In a seven-page memo sent to the Board of Education and staff members, Superintendent Jerry D. Weast said that vacant regular teaching positions will be filled by long-term substitutes and that all other vacancies — excluding “essential” administrative staff, bus operators, principals and special education instructors — will be frozen unless otherwise approved.
In addition, there are to be no purchases of “nonessential” supplies and materials except for textbooks, instructional materials and some building and vehicle maintenance supplies.
Weast said the move was necessary to help defray a $400 million budget shortfall for fiscal 2009 that County Executive Ike Leggett began issuing warnings about two weeks ago.
Leggett has asked all county agencies to cut expenditures by at least 2 percent this year. That would mean, at a minimum, a $37 million cut in the school system’s spending, Weast said.

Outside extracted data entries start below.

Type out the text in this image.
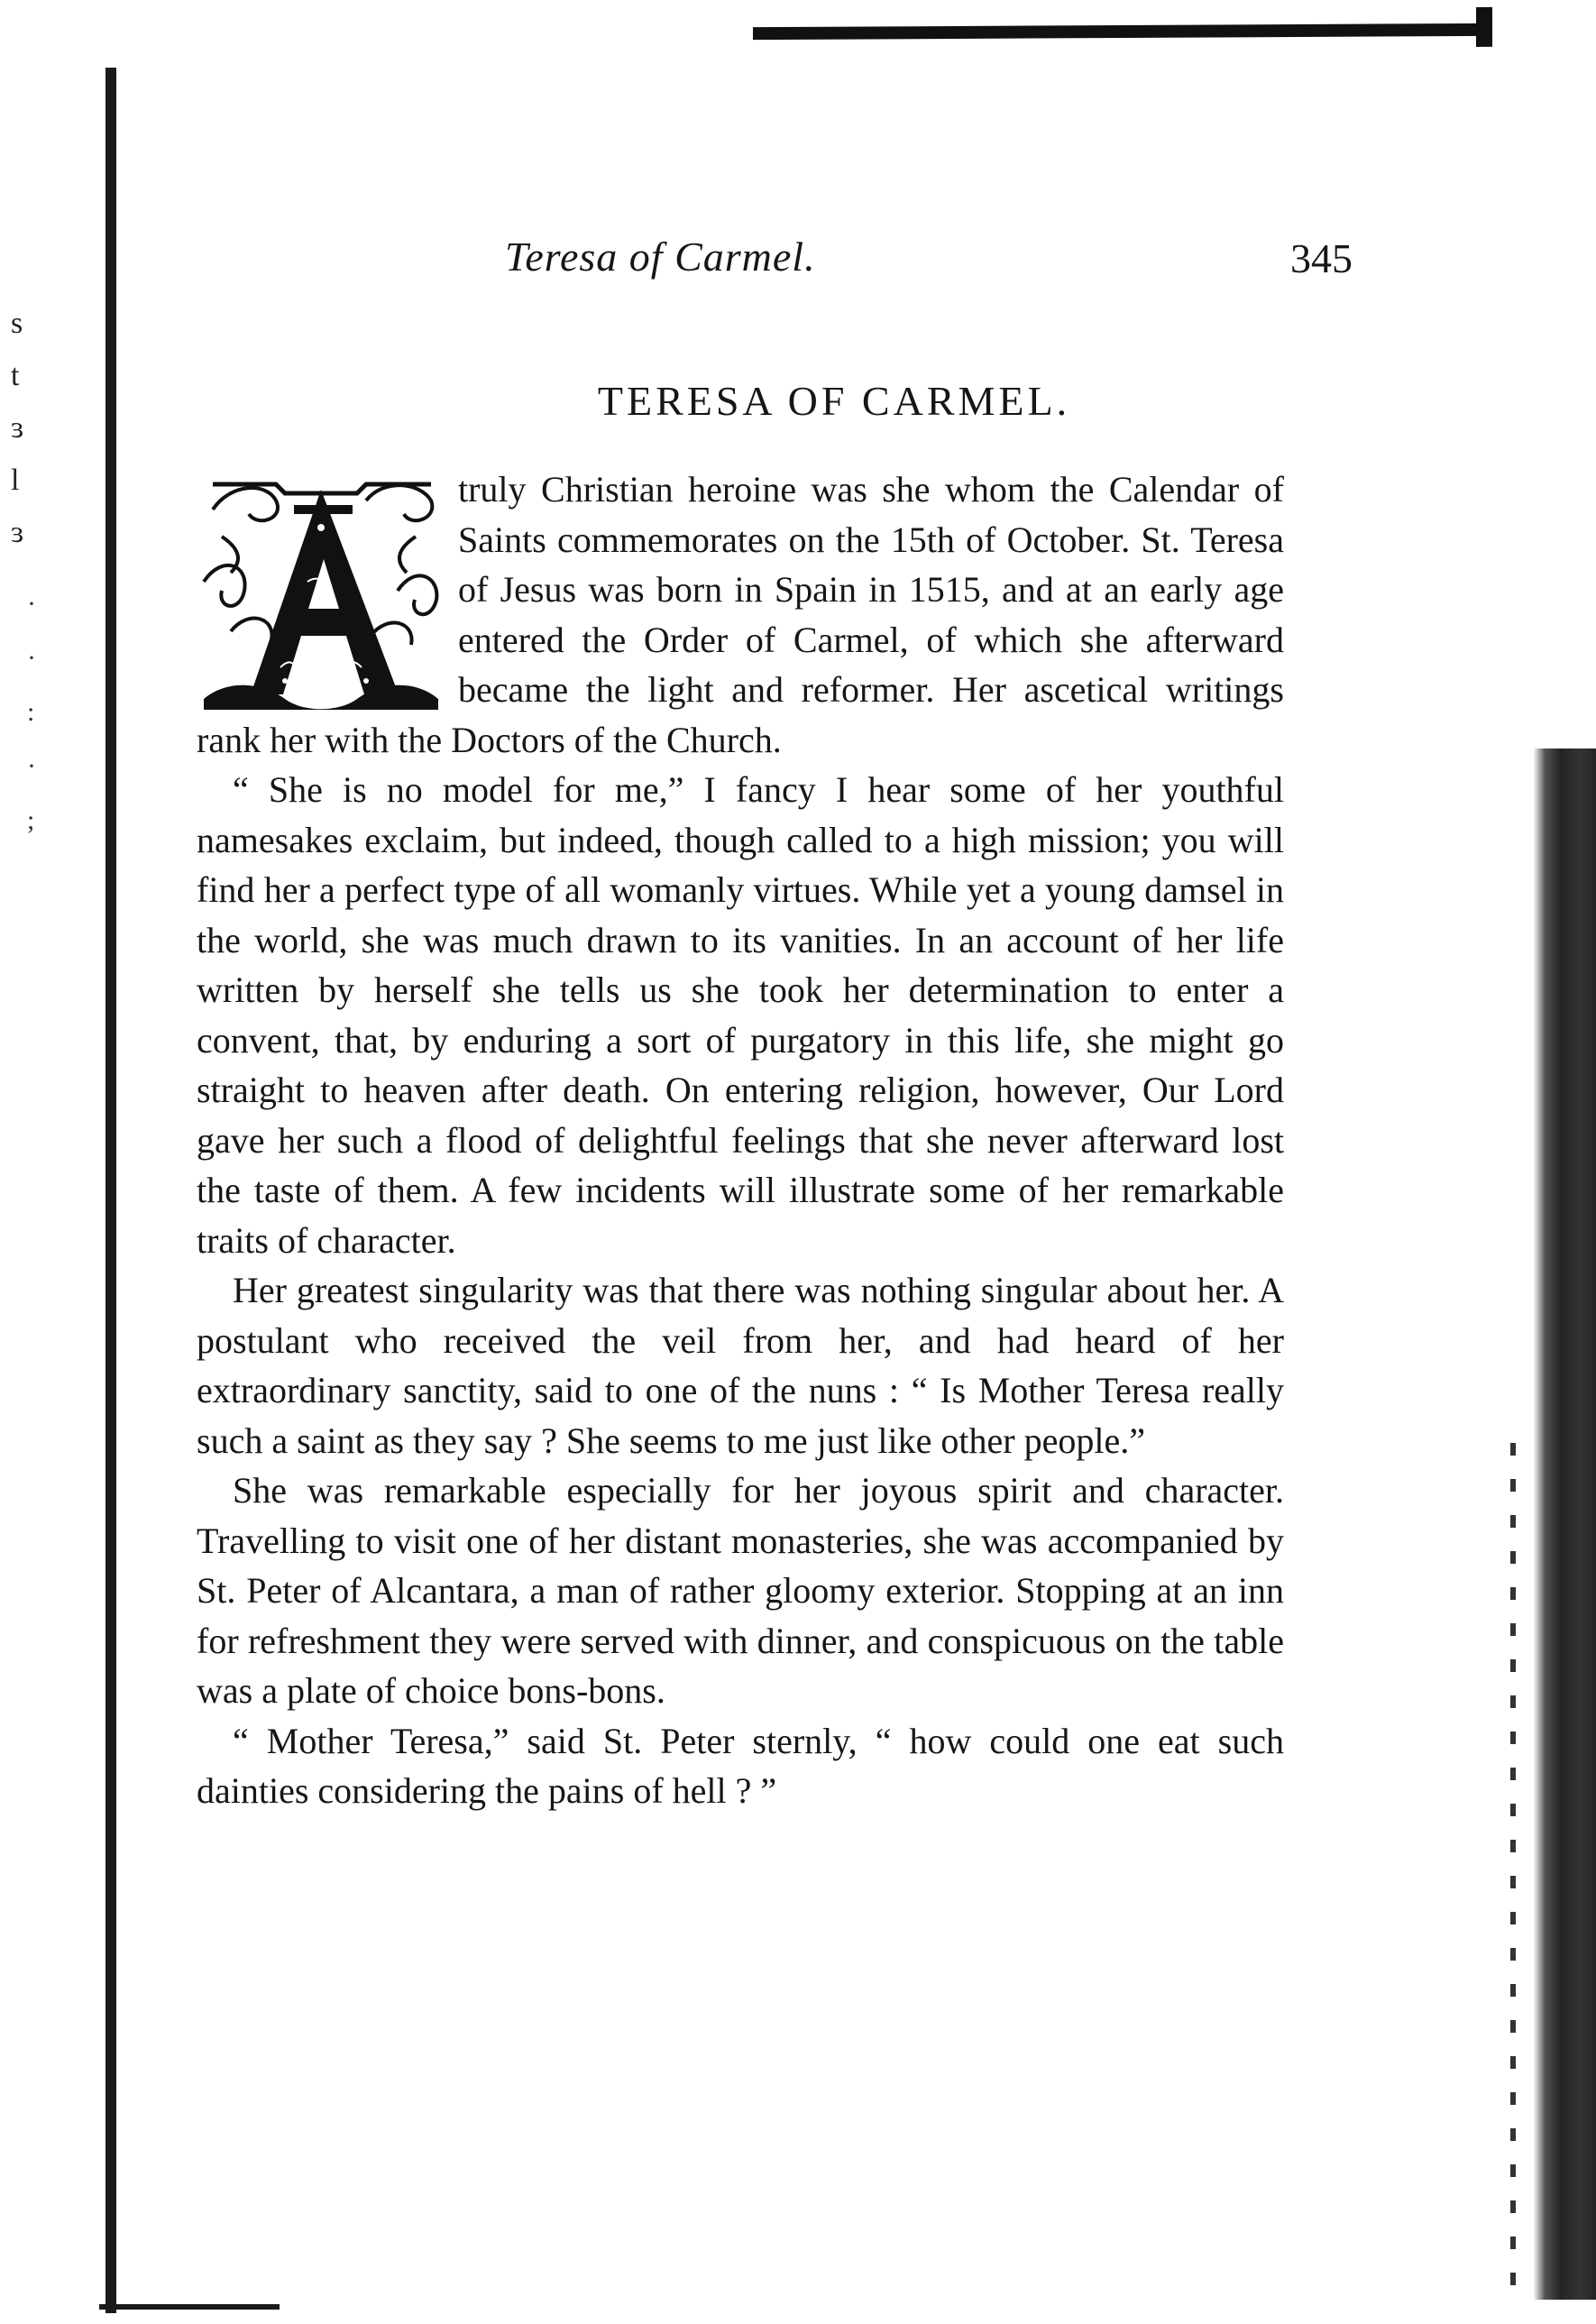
s
t
ɜ
l
ɜ
·
·
:
·
;
Teresa of Carmel.	345
TERESA OF CARMEL.

truly Christian heroine was she whom the Calendar of Saints commemorates on the 15th of October. St. Teresa of Jesus was born in Spain in 1515, and at an early age entered the Order of Carmel, of which she afterward became the light and reformer. Her ascetical writings rank her with the Doctors of the Church.

“ She is no model for me,” I fancy I hear some of her youthful namesakes exclaim, but indeed, though called to a high mission; you will find her a perfect type of all womanly virtues. While yet a young damsel in the world, she was much drawn to its vanities. In an account of her life written by herself she tells us she took her determination to enter a convent, that, by enduring a sort of purgatory in this life, she might go straight to heaven after death. On entering religion, however, Our Lord gave her such a flood of delightful feelings that she never afterward lost the taste of them. A few incidents will illustrate some of her remarkable traits of character.

Her greatest singularity was that there was nothing singular about her. A postulant who received the veil from her, and had heard of her extraordinary sanctity, said to one of the nuns : “ Is Mother Teresa really such a saint as they say ? She seems to me just like other people.”

She was remarkable especially for her joyous spirit and character. Travelling to visit one of her distant monasteries, she was accompanied by St. Peter of Alcantara, a man of rather gloomy exterior. Stopping at an inn for refreshment they were served with dinner, and conspicuous on the table was a plate of choice bons-bons.

“ Mother Teresa,” said St. Peter sternly, “ how could one eat such dainties considering the pains of hell ? ”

With more than 20,000 employees — about half of whom are teachers — approximately 90 percent of the school system’s $1.85 billion operating budget consists of salaries and employee benefits.
“If we can save money, that’s where we will save the majority of it,” Weast said after Leggett called for more belt tightening in his “State of the County” speech Monday.
School budget planners said they would not have an estimate of how much money the freezes would yield until January.
“You have to remember it’s the middle of the year already, so that makes it more complicated.” Marshall Spatz, director of the department of management, budget and planning, said Monday.
The announcement did not surprise school or union officials.
“It’s unfortunate and it obviously has an impact on the quality of instruction,” Tom Israel, executive director of the county’s Education Association, the union representing teachers, said Monday.
School board member Pat O’Neill said her “first priorities” were to ensure that children would continue to receive quality education.
“We’re a people-heavy business,” O’Neill said. “You can’t have a classroom without a teacher. You can’t run buses without bus drivers.”